Do you mean the Eddy creek boat launch?


----------



## allbraid (Jan 14, 2012)

OnTheFly said:


> Do you mean the Eddy creek boat launch?


I believe he is talking about miles north of Eddy creek. If you go south from new Smyrna the road ends in the national seashore park. If you head north past Eddy creek the road also ends but the two do not connect.


----------



## homepiece (May 11, 2007)

No, from what I have heard.. the furthest south you are allowed to drive is at the launch located at this lat/long
*28.857740, -80.777048*
I don't think that you are allowed to drive the dirt road that looks to go south from there. I normally launch from this launch and fish the islands/cuts/bars in the vicinity.


----------



## heidlers (May 24, 2010)

I can't help but reply to this thread, I know it is dated...My son and I had the pleasure of fishing there in 2003. We caught numerous Reds in and well beyond the slot (incl. this 43" beauty my son caught) along with dozens of trout in the same class. A phenomenal fishery!! I would add, however, we learned how the place got it's name!!!! We were EATEN ALIVE at the ramp in the AM inside of about 15-20mins before sunrise while launching. Each of us easily had >100bites each on the little exposed skin at the time,which required finding Rx strength cortizone cream to curb the itching at the end of the day!! LOL


----------



## OnTheFly (Jul 30, 2010)

homepiece said:


> No, from what I have heard.. the furthest south you are allowed to drive is at the launch located at this lat/long
> *28.857740, -80.777048*
> I don't think that you are allowed to drive the dirt road that looks to go south from there. I normally launch from this launch and fish the islands/cuts/bars in the vicinity.

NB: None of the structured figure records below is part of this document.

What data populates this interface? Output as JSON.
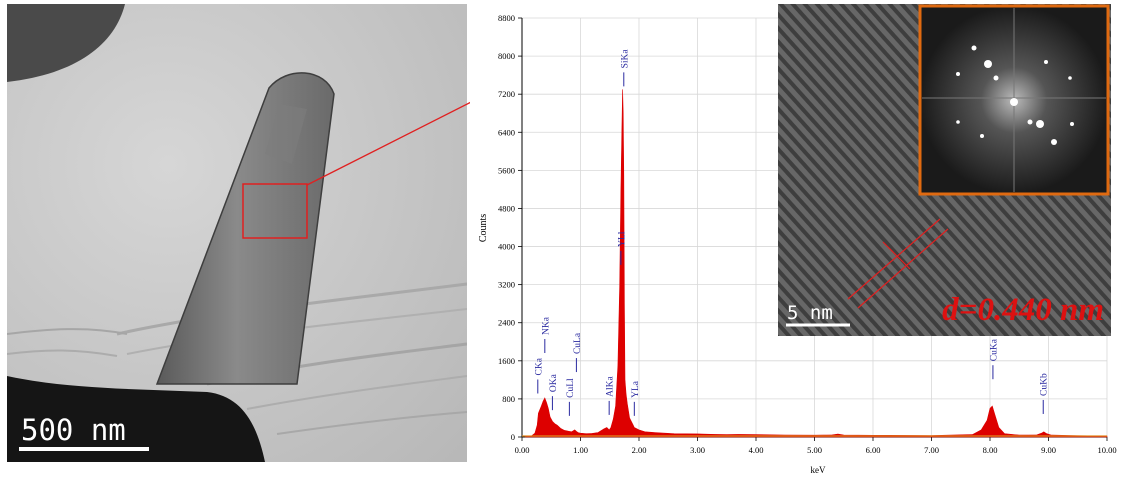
{
  "tem_panel": {
    "scale_label": "500 nm"
  },
  "hrtem_inset": {
    "scale_label": "5 nm",
    "d_spacing_label": "d=0.440 nm"
  },
  "chart_data": {
    "type": "line",
    "xlabel": "keV",
    "ylabel": "Counts",
    "xlim": [
      0,
      10
    ],
    "ylim": [
      0,
      8800
    ],
    "x_ticks": [
      "0.00",
      "1.00",
      "2.00",
      "3.00",
      "4.00",
      "5.00",
      "6.00",
      "7.00",
      "8.00",
      "9.00",
      "10.00"
    ],
    "y_ticks": [
      "0",
      "800",
      "1600",
      "2400",
      "3200",
      "4000",
      "4800",
      "5600",
      "6400",
      "7200",
      "8000",
      "8800"
    ],
    "fill_color": "#dd0000",
    "series": [
      {
        "x": [
          0.05,
          0.15,
          0.22,
          0.26,
          0.28,
          0.33,
          0.36,
          0.39,
          0.42,
          0.45,
          0.48,
          0.52,
          0.56,
          0.6,
          0.66,
          0.72,
          0.8,
          0.85,
          0.9,
          0.93,
          0.96,
          1.0,
          1.1,
          1.2,
          1.3,
          1.4,
          1.45,
          1.49,
          1.52,
          1.56,
          1.6,
          1.64,
          1.67,
          1.69,
          1.71,
          1.72,
          1.73,
          1.74,
          1.75,
          1.76,
          1.78,
          1.8,
          1.84,
          1.9,
          1.92,
          1.95,
          2.0,
          2.1,
          2.3,
          2.6,
          3.0,
          3.3,
          3.5,
          3.7,
          4.0,
          4.5,
          5.0,
          5.3,
          5.4,
          5.5,
          6.0,
          7.0,
          7.7,
          7.85,
          7.95,
          8.0,
          8.04,
          8.08,
          8.15,
          8.25,
          8.5,
          8.8,
          8.88,
          8.92,
          8.97,
          9.05,
          9.5,
          10.0
        ],
        "y": [
          0,
          10,
          80,
          250,
          500,
          650,
          750,
          820,
          720,
          600,
          420,
          330,
          280,
          250,
          180,
          140,
          120,
          110,
          150,
          120,
          90,
          80,
          70,
          75,
          95,
          170,
          200,
          150,
          200,
          380,
          650,
          1500,
          3200,
          5200,
          6600,
          7300,
          6800,
          5500,
          2800,
          1200,
          900,
          700,
          400,
          250,
          200,
          180,
          150,
          110,
          90,
          70,
          65,
          55,
          50,
          55,
          50,
          40,
          38,
          45,
          60,
          40,
          35,
          32,
          50,
          150,
          350,
          600,
          650,
          480,
          200,
          70,
          40,
          45,
          80,
          110,
          70,
          40,
          28,
          22
        ]
      }
    ],
    "peak_labels": [
      {
        "text": "CKa",
        "x": 0.27,
        "y": 1250
      },
      {
        "text": "NKa",
        "x": 0.39,
        "y": 2100
      },
      {
        "text": "OKa",
        "x": 0.52,
        "y": 900
      },
      {
        "text": "CuLl",
        "x": 0.81,
        "y": 780
      },
      {
        "text": "CuLa",
        "x": 0.93,
        "y": 1700
      },
      {
        "text": "AlKa",
        "x": 1.49,
        "y": 800
      },
      {
        "text": "SiKa",
        "x": 1.74,
        "y": 7700
      },
      {
        "text": "YLl",
        "x": 1.69,
        "y": 3950
      },
      {
        "text": "YLa",
        "x": 1.92,
        "y": 780
      },
      {
        "text": "CuKa",
        "x": 8.05,
        "y": 1550
      },
      {
        "text": "CuKb",
        "x": 8.91,
        "y": 820
      }
    ]
  }
}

Thank you for the clearing that up for me! Appreciate the info.


----------



## HappySnag (Dec 20, 2007)

heidlers said:


> View attachment 225441
> I can't help but reply to this thread, I know it is dated...My son and I had the pleasure of fishing there in 2003. We caught numerous Reds in and well beyond the slot (incl. this 43" beauty my son caught) along with dozens of trout in the same class. A phenomenal fishery!! I would add, however, we learned how the place got it's name!!!! We were EATEN ALIVE at the ramp in the AM inside of about 15-20mins before sunrise while launching. Each of us easily had >100bites each on the little exposed skin at the time,which required finding Rx strength cortizone cream to curb the itching at the end of the day!! LOL


use skin so soft,from avan lady.
I learn that from coast gards.


----------



## homepiece (May 11, 2007)

If there is not a breeze blowing, the bugs are insane. I normally prep everything(kayak, paddle, rods, bait, lures tied) prior to heading in so that I can be in the water on the kayak in a matter of seconds. As long as you keep moving, you are ok... as soon as you stop is when they swarm you. Skin so soft, a scented band, and a cigar will give you a few moments of relief though. Do not leave your vehicle doors open as well.


----------